|Dean Fails It - tuesday 2004-01-27 2122||last modified 2004-01-27 2232|
|Categories: Nerdy, Daily Grind|
|TrackBacks Sent: None|
Clay Shirky (he of the Semantic Web sucks post) asserts that Howard Dean's web campaign was one of the reasons for his downfall.
I agree with Shirky, this time around. But for different reasons. I don't think this phenomenon of perceived success is unique to Dean's campaign or to his campaign's Internet presence. Anybody remember the fantastic photo of Truman carrying a paper with the blaring headline Dewey Defeats Truman?

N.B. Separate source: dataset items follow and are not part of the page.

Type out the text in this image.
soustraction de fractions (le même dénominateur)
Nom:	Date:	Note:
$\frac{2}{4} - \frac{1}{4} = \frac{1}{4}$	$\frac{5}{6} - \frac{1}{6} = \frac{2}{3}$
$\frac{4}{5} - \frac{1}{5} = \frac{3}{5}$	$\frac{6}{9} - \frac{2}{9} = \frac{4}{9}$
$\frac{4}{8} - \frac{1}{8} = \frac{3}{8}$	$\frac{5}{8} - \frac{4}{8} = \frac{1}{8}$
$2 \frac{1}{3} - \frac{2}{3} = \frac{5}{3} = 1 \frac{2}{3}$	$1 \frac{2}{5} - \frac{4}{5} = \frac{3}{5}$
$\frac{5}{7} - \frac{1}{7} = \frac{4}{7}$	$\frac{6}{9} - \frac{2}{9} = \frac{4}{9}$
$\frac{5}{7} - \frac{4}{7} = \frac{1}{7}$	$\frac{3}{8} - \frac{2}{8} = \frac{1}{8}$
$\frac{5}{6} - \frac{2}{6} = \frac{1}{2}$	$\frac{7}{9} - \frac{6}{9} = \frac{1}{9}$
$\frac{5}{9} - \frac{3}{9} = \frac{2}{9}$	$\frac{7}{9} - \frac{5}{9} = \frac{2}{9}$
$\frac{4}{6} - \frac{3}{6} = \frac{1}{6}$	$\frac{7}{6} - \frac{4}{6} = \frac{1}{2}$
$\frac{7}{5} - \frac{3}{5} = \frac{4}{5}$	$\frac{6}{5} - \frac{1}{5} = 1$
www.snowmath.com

The public is told by the media, be it TV or web, who's in the lead until the day of the vote, where the proof of the pudding is in the eating, and it turns out John Kerry is the actual leader. By listening to the self-proclaimed experts, the minority hears only itself while the predominantly silent majority goes along their merry way and re-elects Bush for another term (caveat: not a reflection of my own voting preferences, merely a prediction).
The web only serves to make this selective hearing problem worse. Not two-thirds of this country's population subscribes to an ISP; I'm sure only a fraction of those know what a blog is and even less of those remaining that Dean's campaign has one. While the Dean fanatics reached out and touched each other across their web of blogs and MeetUp and entered into a black hole of positive feedback, Kerry's campaign reached out to actual Iowans and New Hampshirites (or whatever they might call themselves). The kind that actually vote.
Maybe when the voting process moves to the web campaigns like Dean's will succeed. Until then -- too bad, former Governor Dean. The moral of the story? Stop hanging out with people who agree with you all the time, particularly if the two key things are A) blogging is great and B) Dean is great.